Bien que l’on puisse différencier les deux tendances du mouvement, l’une culturelle, incarnée par les hippies, l’autre politique, nous nous contenterons d’analyser le mouvement contre-culturel dans son ensemble, en le considérant d’un seul et même point de vue. En effet, « il n’existe pas de différence majeure entre les activistes politiques et les membres des communautés hippies : tous témoignent d’une même sensibilité de gauche et partagent le même mode de vie. »13


Noémie Zwicky,
Diplômée de la Faculté des Lettres de l'Université de Genève




1 SAINT-JEAN PAULIN Christiane, Quand l’Amérique contestait, 1960-1970, Analyses, chronologie et documents, Ophrys-Ploton, Collection Civilisation, Paris, 1999, p.9.

2 KASPI André, Les Américains- Les Etats-Unis de 1945 à nos jours, Seuil, Points Histoire, Paris, 2002, p.508.

3 SAINT-JEAN PAULIN Christiane, Etats-Unis, années 60 : la naissance de nouvelles utopies, Autrement, collection Mémoires, Paris, 1997, p.15.
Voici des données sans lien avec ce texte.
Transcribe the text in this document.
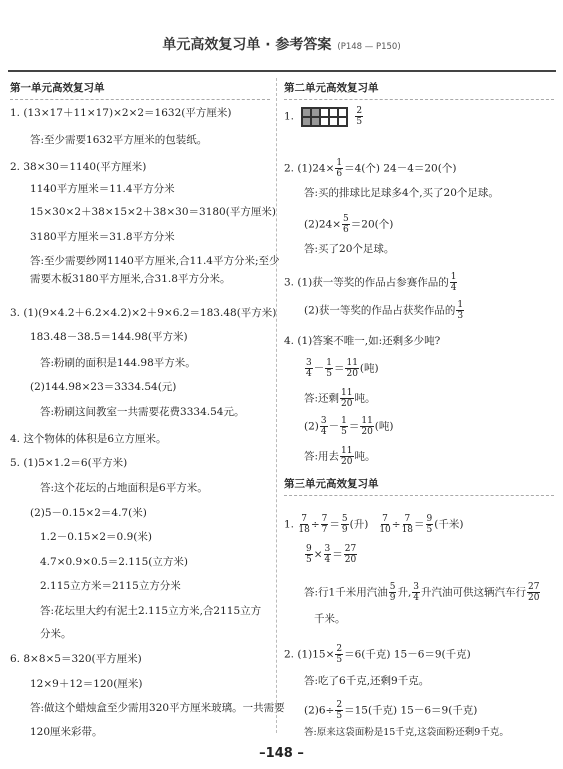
单元高效复习单 · 参考答案 (P148 — P150)
第一单元高效复习单
1. (13×17＋11×17)×2×2＝1632(平方厘米)
答:至少需要1632平方厘米的包装纸。
2. 38×30＝1140(平方厘米)
1140平方厘米＝11.4平方分米
15×30×2＋38×15×2＋38×30＝3180(平方厘米)
3180平方厘米＝31.8平方分米
答:至少需要纱网1140平方厘米,合11.4平方分米;至少
需要木板3180平方厘米,合31.8平方分米。
3. (1)(9×4.2＋6.2×4.2)×2＋9×6.2＝183.48(平方米)
183.48－38.5＝144.98(平方米)
答:粉刷的面积是144.98平方米。
(2)144.98×23＝3334.54(元)
答:粉刷这间教室一共需要花费3334.54元。
4. 这个物体的体积是6立方厘米。
5. (1)5×1.2＝6(平方米)
答:这个花坛的占地面积是6平方米。
(2)5－0.15×2＝4.7(米)
1.2－0.15×2＝0.9(米)
4.7×0.9×0.5＝2.115(立方米)
2.115立方米＝2115立方分米
答:花坛里大约有泥土2.115立方米,合2115立方
分米。
6. 8×8×5＝320(平方厘米)
12×9＋12＝120(厘米)
答:做这个蜡烛盒至少需用320平方厘米玻璃。一共需要
120厘米彩带。
第二单元高效复习单
1.
	$\frac{2}{5}$
2. $(1)24\times \frac{1}{6} =4$(个) 24－4＝20(个)
答:买的排球比足球多4个,买了20个足球。
$(2)24\times \frac{5}{6} =20$(个)
答:买了20个足球。
3. (1)获一等奖的作品占参赛作品的 $\frac{1}{4}$
(2)获一等奖的作品占获奖作品的 $\frac{1}{3}$
4. (1)答案不唯一,如:还剩多少吨?
$\frac{3}{4} - \frac{1}{5} = \frac{11}{20}$ (吨)
答:还剩 $\frac{11}{20}$ 吨。
$(2) \frac{3}{4} - \frac{1}{5} = \frac{11}{20}$ (吨)
答:用去 $\frac{11}{20}$ 吨。
第三单元高效复习单
1. $\frac{7}{18} \div \frac{7}{7} = \frac{5}{9}$ (升) $\frac{7}{10} \div \frac{7}{18} = \frac{9}{5}$ (千米)
$\frac{9}{5} \times \frac{3}{4} = \frac{27}{20}$
答:行1千米用汽油 $\frac{5}{9}$ 升, $\frac{3}{4}$ 升汽油可供这辆汽车行 $\frac{27}{20}$
千米。
2. $(1)15\times \frac{2}{5} =6$(千克) 15－6＝9(千克)
答:吃了6千克,还剩9千克。
$(2)6\div \frac{2}{5} =15$(千克) 15－6＝9(千克)
答:原来这袋面粉是15千克,这袋面粉还剩9千克。
–148 –
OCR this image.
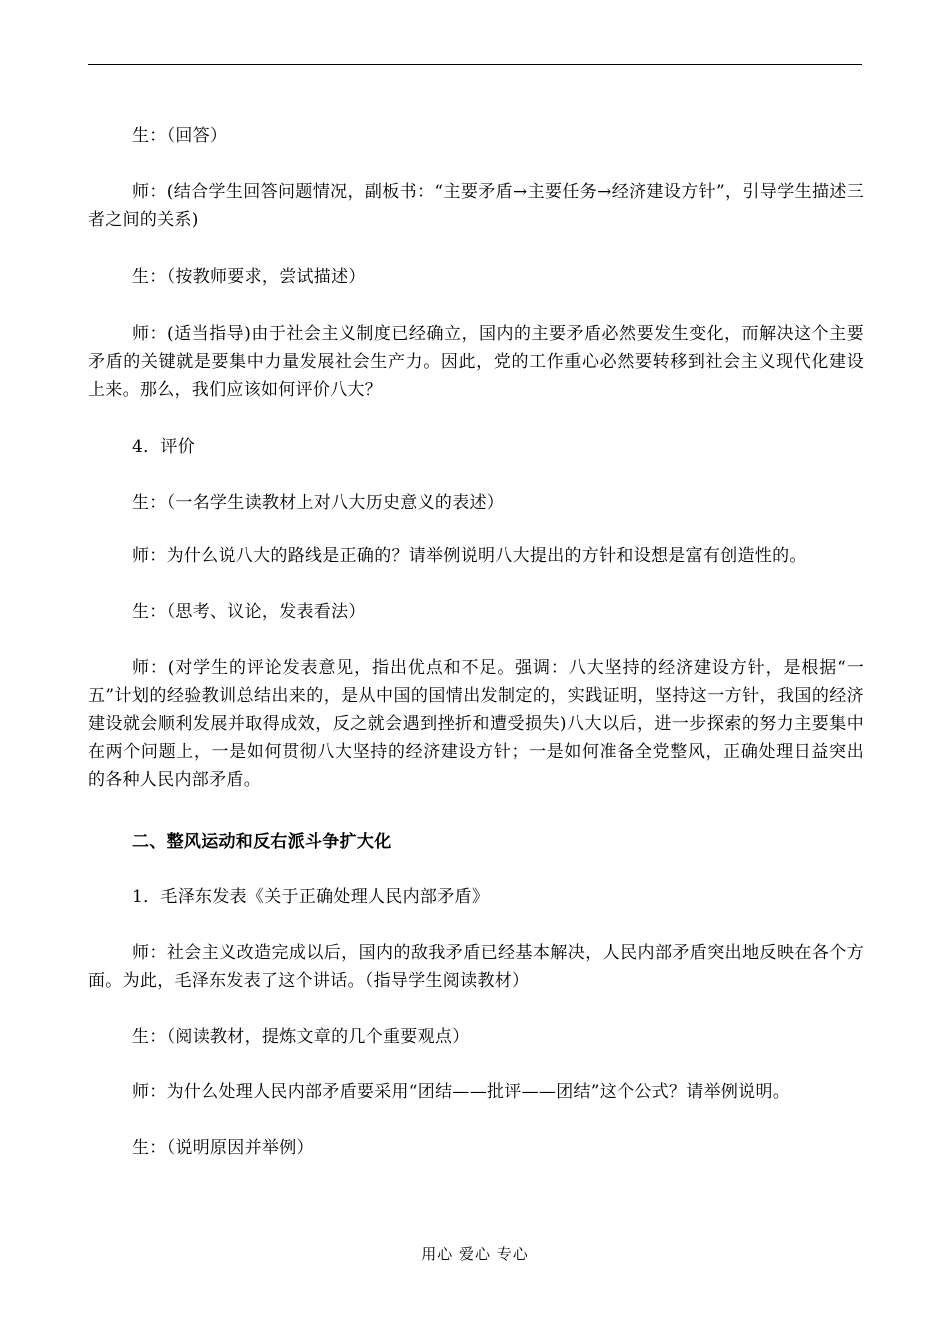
生：（回答）
师：(结合学生回答问题情况，副板书：“主要矛盾→主要任务→经济建设方针”，引导学生描述三者之间的关系)
生：（按教师要求，尝试描述）
师：(适当指导)由于社会主义制度已经确立，国内的主要矛盾必然要发生变化，而解决这个主要矛盾的关键就是要集中力量发展社会生产力。因此，党的工作重心必然要转移到社会主义现代化建设上来。那么，我们应该如何评价八大？
4．评价
生：（一名学生读教材上对八大历史意义的表述）
师：为什么说八大的路线是正确的？请举例说明八大提出的方针和设想是富有创造性的。
生：（思考、议论，发表看法）
师：(对学生的评论发表意见，指出优点和不足。强调：八大坚持的经济建设方针，是根据“一五”计划的经验教训总结出来的，是从中国的国情出发制定的，实践证明，坚持这一方针，我国的经济建设就会顺利发展并取得成效，反之就会遇到挫折和遭受损失)八大以后，进一步探索的努力主要集中在两个问题上，一是如何贯彻八大坚持的经济建设方针；一是如何准备全党整风，正确处理日益突出的各种人民内部矛盾。
二、整风运动和反右派斗争扩大化
1．毛泽东发表《关于正确处理人民内部矛盾》
师：社会主义改造完成以后，国内的敌我矛盾已经基本解决，人民内部矛盾突出地反映在各个方面。为此，毛泽东发表了这个讲话。（指导学生阅读教材）
生：（阅读教材，提炼文章的几个重要观点）
师：为什么处理人民内部矛盾要采用“团结——批评——团结”这个公式？请举例说明。
生：（说明原因并举例）
用心 爱心 专心
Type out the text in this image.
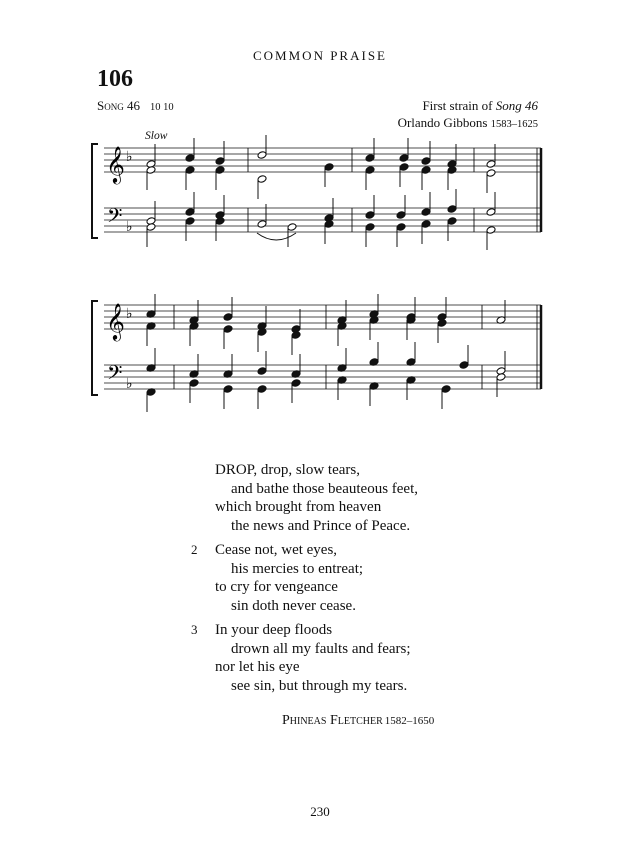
COMMON PRAISE
106
Song 46 10 10	First strain of Song 46
Orlando Gibbons 1583–1625
Slow
𝄞
𝄢
♭
♭
𝄞
𝄢
♭
♭
DROP, drop, slow tears,
and bathe those beauteous feet,
which brought from heaven
the news and Prince of Peace.
2 Cease not, wet eyes,
his mercies to entreat;
to cry for vengeance
sin doth never cease.
3 In your deep floods
drown all my faults and fears;
nor let his eye
see sin, but through my tears.
Phineas Fletcher 1582–1650
230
4 Ibid., SAINT-JEAN PAULIN Christiane, Quand l’Amérique contestait, 1960-1970, Analyses, chronologie et documents, p.10.

5 Idem.

6 KASPI André, Les Américains- Les Etats-Unis de 1945 à nos jours, p.509.

7  SAINT-JEAN PAULIN Christiane, Etats-Unis, années 60 : la naissance de nouvelles utopies, p.10.

8  KASPI André, Les Américains- Les Etats-Unis de 1945 à nos jours, p.520

9 LEFORT Claude, Encyclopedia Universalis, Thesaurus, index Tome 26 (Deligne-Kuyper), France, 2002,  p.2138.

10 KASPI André, Les Américains- Les Etats-Unis de 1945 à nos jours, p.511.

11 SAINT-JEAN PAULIN Christiane, Etats-Unis, années 60 : la naissance de nouvelles utopies, p.10.

12 GRANJON Marie-Christine, L’Amérique de la contestation, Les Années 60 aux Etats-Unis, Presses de la Fondation nationale des sciences politiques, Paris, 1985, p.112.

13 SAINT-JEAN PAULIN Christiane, Etats-Unis, années 60 : la naissance de nouvelles utopies, p.38.